Pneumococcal disease causes millions of hospitalizations and hundreds of thousands of deaths every year.
A recent study by Carlos J. Orihuela and colleagues, published in the open-access journal PLOS Biology, suggests that the FDA-approved drug Fomepizole could alleviate disease severity in mice with certain forms of bacterial pneumonia while improving the efficacy of erythromycin, an antibiotic.
Streptococcus pneumoniae is the primary cause of community-acquired pneumonia, and current vaccines are ineffective against certain multidrug-resistant strains.

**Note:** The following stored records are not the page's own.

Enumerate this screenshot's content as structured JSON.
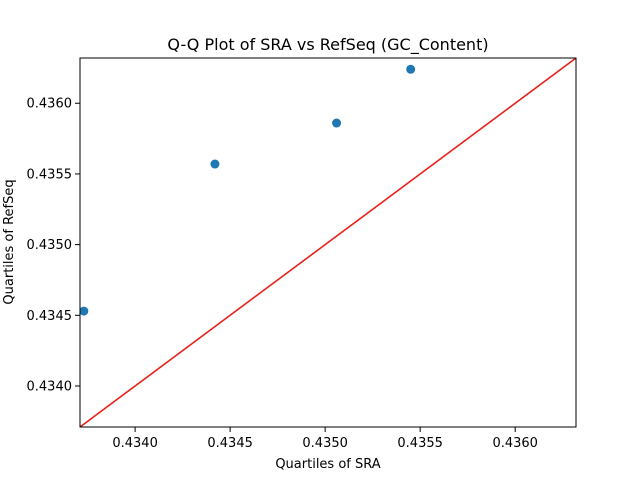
{
  "chart_data": {
    "type": "scatter",
    "title": "Q-Q Plot of SRA vs RefSeq (GC_Content)",
    "xlabel": "Quartiles of SRA",
    "ylabel": "Quartiles of RefSeq",
    "xlim": [
      0.43371,
      0.43632
    ],
    "ylim": [
      0.43371,
      0.43632
    ],
    "x_ticks": [
      0.434,
      0.4345,
      0.435,
      0.4355,
      0.436
    ],
    "x_tick_labels": [
      "0.4340",
      "0.4345",
      "0.4350",
      "0.4355",
      "0.4360"
    ],
    "y_ticks": [
      0.434,
      0.4345,
      0.435,
      0.4355,
      0.436
    ],
    "y_tick_labels": [
      "0.4340",
      "0.4345",
      "0.4350",
      "0.4355",
      "0.4360"
    ],
    "grid": false,
    "legend": "none",
    "series": [
      {
        "type": "scatter",
        "color": "#1f77b4",
        "points": [
          {
            "x": 0.43373,
            "y": 0.43453
          },
          {
            "x": 0.43442,
            "y": 0.43557
          },
          {
            "x": 0.43506,
            "y": 0.43586
          },
          {
            "x": 0.43545,
            "y": 0.43624
          }
        ]
      },
      {
        "type": "line",
        "color": "#e8221a",
        "points": [
          {
            "x": 0.43371,
            "y": 0.43371
          },
          {
            "x": 0.43632,
            "y": 0.43632
          }
        ]
      }
    ]
  }
}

The limited treatment options for antibiotic-resistant S. pneumoniae infections prompted the researchers to conduct experiments with mice, which demonstrated that Fomepizole, when combined with antibiotics, reduced the bacterial burden in the lungs and prevented invasive disease.
To assess the efficacy of novel treatments for antibiotic-resistant S. pneumoniae, the scientists conducted experiments on mice. They administered fomepizole, an FDA-approved drug used to treat toxic alcohol ingestion, to mice infected with multidrug-resistant S. pneumoniae, along with antibiotics.
Fomepizole inhibits the enzyme alcohol dehydrogenase, blocking normal energy production by the bacteria and enhancing their susceptibility to antibiotics. The researchers compared the bacterial burden in the infected organs of the experimental group to that of the control group.
The study found that the combination treatment reduced bacterial burden in the lungs of mice with pneumonia and prevented the development of invasive disease. While promising, this novel drug treatment has not yet been tested in clinical studies on humans, who may present with complicating factors that could affect the outcome of the treatment.
However, further research is necessary to assess the treatment’s effectiveness in human patients, considering potential complicating factors such as comorbidities and environmental variables.
Orihuela notes that “pharmacological targeting of fermentation pathways is a new way to enhance the susceptibility of some bacteria to antimicrobials. Combination treatment of erythromycin and fomepizole, an alcohol dehydrogenase inhibitor, prevented the in vivo dissemination of antibiotic-resistant Streptococcus pneumoniae.”